When you’re recording basic tracks, especially in an expensive commercial studio, it’s easy to get off track in a way that not only causes you to waste time, but money as well. These 5 session tips from the latest edition of my Music Producer’s Handbook will ensure that not only your tracking session, but all the overdub sessions that occur afterwards, run efficiently. Yes, except for #1, these even apply if you’re just using loops, beats and samples.
“There are a number of things to remember when the session gets up and running that will keep every happy and motivated, with their full attention on playing and singing.
1. Start off with the easiest song. This is usually something that the band knows backwards and forwards. It will help everyone to get comfortable in a new environment, get into the groove of recording, and make it easier to move on to the more difficult tunes later.

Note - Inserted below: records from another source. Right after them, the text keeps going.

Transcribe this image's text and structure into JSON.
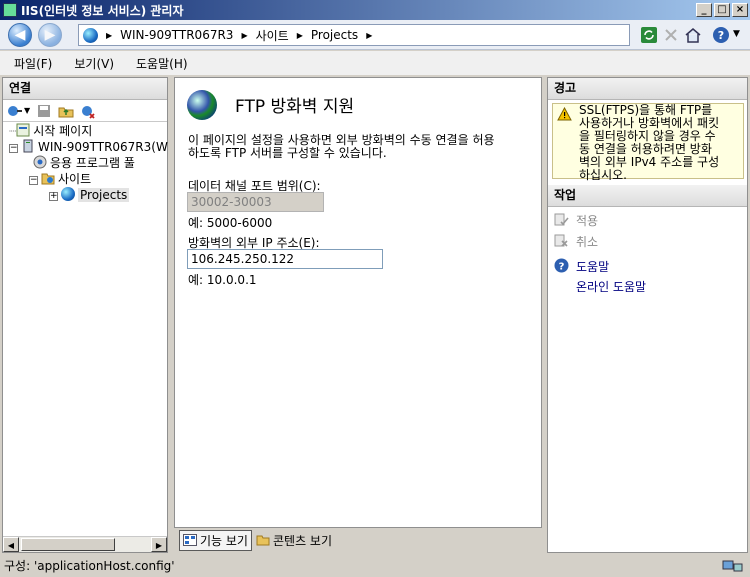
{
  "window": {
    "title": "IIS(인터넷 정보 서비스) 관리자"
  },
  "address": {
    "crumbs": [
      "WIN-909TTR067R3",
      "사이트",
      "Projects"
    ]
  },
  "menu": [
    "파일(F)",
    "보기(V)",
    "도움말(H)"
  ],
  "connections": {
    "header": "연결",
    "tree": [
      {
        "label": "시작 페이지"
      },
      {
        "label": "WIN-909TTR067R3(W"
      },
      {
        "label": "응용 프로그램 풀"
      },
      {
        "label": "사이트"
      },
      {
        "label": "Projects"
      }
    ]
  },
  "feature": {
    "title": "FTP 방화벽 지원",
    "description_lines": [
      "이 페이지의 설정을 사용하면 외부 방화벽의 수동 연결을 허용",
      "하도록 FTP 서버를 구성할 수 있습니다."
    ],
    "port_range": {
      "label": "데이터 채널 포트 범위(C):",
      "value": "30002-30003",
      "example": "예: 5000-6000"
    },
    "external_ip": {
      "label": "방화벽의 외부 IP 주소(E):",
      "value": "106.245.250.122",
      "example": "예: 10.0.0.1"
    },
    "bottom_tabs": [
      "기능 보기",
      "콘텐츠 보기"
    ]
  },
  "alerts": {
    "header": "경고",
    "message_lines": [
      "SSL(FTPS)을 통해 FTP를",
      "사용하거나 방화벽에서 패킷",
      "을 필터링하지 않을 경우 수",
      "동 연결을 허용하려면 방화",
      "벽의 외부 IPv4 주소를 구성",
      "하십시오."
    ]
  },
  "actions": {
    "header": "작업",
    "apply": "적용",
    "cancel": "취소",
    "help": "도움말",
    "online_help": "온라인 도움말"
  },
  "status": {
    "text": "구성: 'applicationHost.config'"
  }
}
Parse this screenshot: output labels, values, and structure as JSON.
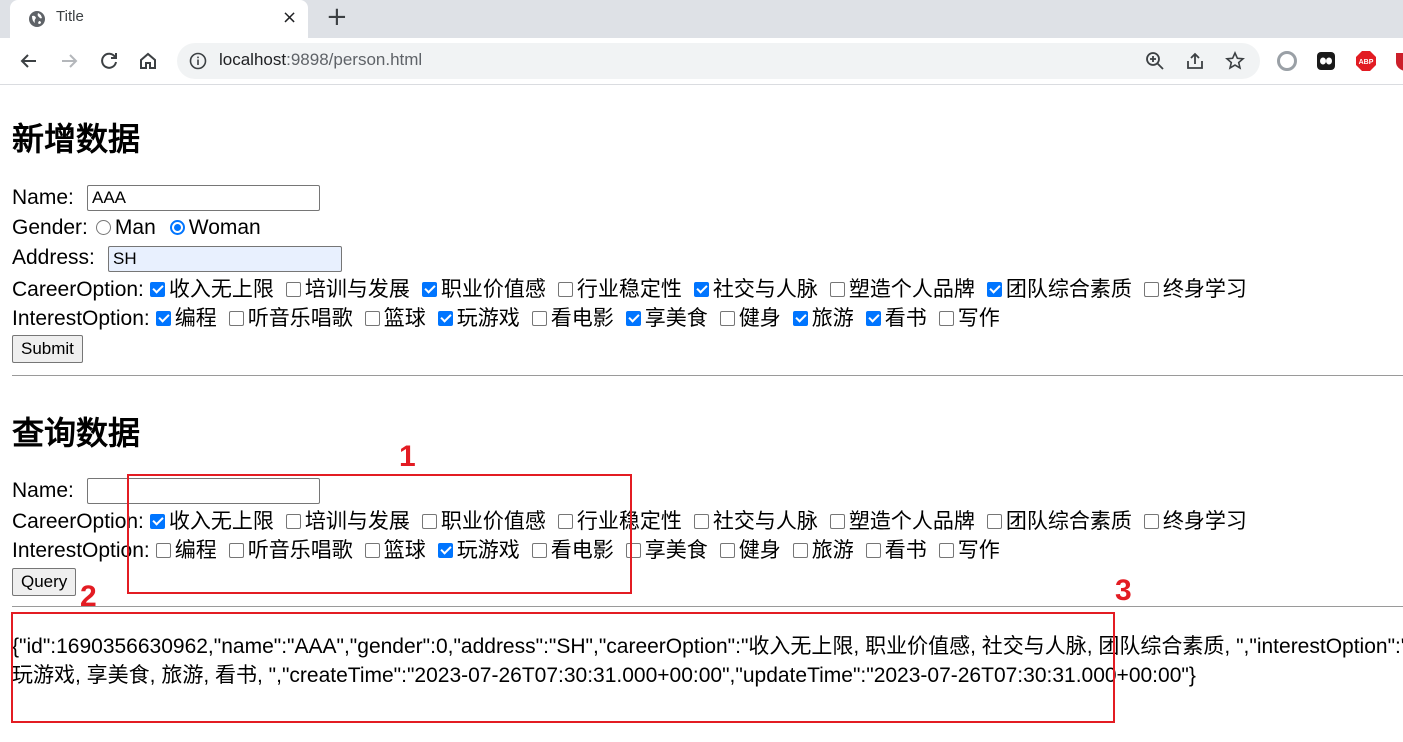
{
  "browser": {
    "tab_title": "Title",
    "tab_close": "×",
    "new_tab": "+",
    "url_host": "localhost",
    "url_rest": ":9898/person.html"
  },
  "add_section": {
    "heading": "新增数据",
    "name_label": "Name:",
    "name_value": "AAA",
    "gender_label": "Gender:",
    "gender_options": [
      {
        "label": "Man",
        "checked": false
      },
      {
        "label": "Woman",
        "checked": true
      }
    ],
    "address_label": "Address:",
    "address_value": "SH",
    "career_label": "CareerOption:",
    "career_options": [
      {
        "label": "收入无上限",
        "checked": true
      },
      {
        "label": "培训与发展",
        "checked": false
      },
      {
        "label": "职业价值感",
        "checked": true
      },
      {
        "label": "行业稳定性",
        "checked": false
      },
      {
        "label": "社交与人脉",
        "checked": true
      },
      {
        "label": "塑造个人品牌",
        "checked": false
      },
      {
        "label": "团队综合素质",
        "checked": true
      },
      {
        "label": "终身学习",
        "checked": false
      }
    ],
    "interest_label": "InterestOption:",
    "interest_options": [
      {
        "label": "编程",
        "checked": true
      },
      {
        "label": "听音乐唱歌",
        "checked": false
      },
      {
        "label": "篮球",
        "checked": false
      },
      {
        "label": "玩游戏",
        "checked": true
      },
      {
        "label": "看电影",
        "checked": false
      },
      {
        "label": "享美食",
        "checked": true
      },
      {
        "label": "健身",
        "checked": false
      },
      {
        "label": "旅游",
        "checked": true
      },
      {
        "label": "看书",
        "checked": true
      },
      {
        "label": "写作",
        "checked": false
      }
    ],
    "submit_label": "Submit"
  },
  "query_section": {
    "heading": "查询数据",
    "name_label": "Name:",
    "name_value": "",
    "career_label": "CareerOption:",
    "career_options": [
      {
        "label": "收入无上限",
        "checked": true
      },
      {
        "label": "培训与发展",
        "checked": false
      },
      {
        "label": "职业价值感",
        "checked": false
      },
      {
        "label": "行业稳定性",
        "checked": false
      },
      {
        "label": "社交与人脉",
        "checked": false
      },
      {
        "label": "塑造个人品牌",
        "checked": false
      },
      {
        "label": "团队综合素质",
        "checked": false
      },
      {
        "label": "终身学习",
        "checked": false
      }
    ],
    "interest_label": "InterestOption:",
    "interest_options": [
      {
        "label": "编程",
        "checked": false
      },
      {
        "label": "听音乐唱歌",
        "checked": false
      },
      {
        "label": "篮球",
        "checked": false
      },
      {
        "label": "玩游戏",
        "checked": true
      },
      {
        "label": "看电影",
        "checked": false
      },
      {
        "label": "享美食",
        "checked": false
      },
      {
        "label": "健身",
        "checked": false
      },
      {
        "label": "旅游",
        "checked": false
      },
      {
        "label": "看书",
        "checked": false
      },
      {
        "label": "写作",
        "checked": false
      }
    ],
    "query_label": "Query"
  },
  "result": {
    "line1": "{\"id\":1690356630962,\"name\":\"AAA\",\"gender\":0,\"address\":\"SH\",\"careerOption\":\"收入无上限, 职业价值感, 社交与人脉, 团队综合素质, \",\"interestOption\":\"编程,",
    "line2": "玩游戏, 享美食, 旅游, 看书, \",\"createTime\":\"2023-07-26T07:30:31.000+00:00\",\"updateTime\":\"2023-07-26T07:30:31.000+00:00\"}"
  },
  "annotations": {
    "mark1": "1",
    "mark2": "2",
    "mark3": "3",
    "color": "#e31c23"
  },
  "colors": {
    "checkbox_accent": "#0075ff",
    "autofill_bg": "#e8f0fe"
  }
}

2. Record a tuning note. This may seem a bit old fashioned, but it could be a lifesaver later. Before each session, be sure to record a 10 second tuning note before each song as something to reference to later, especially if there are no keyboards involved. This way, if for some reason you happened to use a tuning that was a couple of cents flat, you have the tuning note as your reference. Even with today’s tuners, sometimes the tuning note just makes things easier. This seems like such a small thing, but you wouldn’t believe how much time it can save you down the road if a situation arises where you just can’t figure out why everything sounds out of tune.
3. Don’t forget to record a count-off for every song. If someone gets a great idea for adding something to before the song begins, you’ll have a tempo reference point to work with. Even if you’re playing to a click that’s being generated by the DAW itself, recording the click at least four bars ahead of the downbeat is a foolproof way to make sure that any pickup or opening part is easily executed.
4. Take frequent breaks. One of the best abilities a producer can develop is knowing when it’s time to take a break. It’s hard to keep anyone’s attention for more than three hours, so be sure to take frequent short breaks. Sometimes just bringing the band in to the control room to listen to a playback can break it up just enough so their minds don’t begin to wander. A ten-minute break can pump new energy into a flagging session, so the producer always has to keep his finger on the pulse of the players to gauge their concentration.
5. Keep the food light and have it delivered. When it’s finally time for lunch or dinner, going out to eat will waste a lot of time, and sometimes it’s impossible to get back in the flow of things afterwards. If the break is too long, it may take an equally long time for the players to get their focus back. One of the biggest problems to avoid is having a large meal, since normal digestion naturally slows down a player’s ability to concentrate. Keep the mealtime short, the portions small, and allow absolutely no alcohol so that everyone stays fresh and the session is kept on track.
These 5 session tips will keep you session running smoothly and keep all involved happy and motivated.”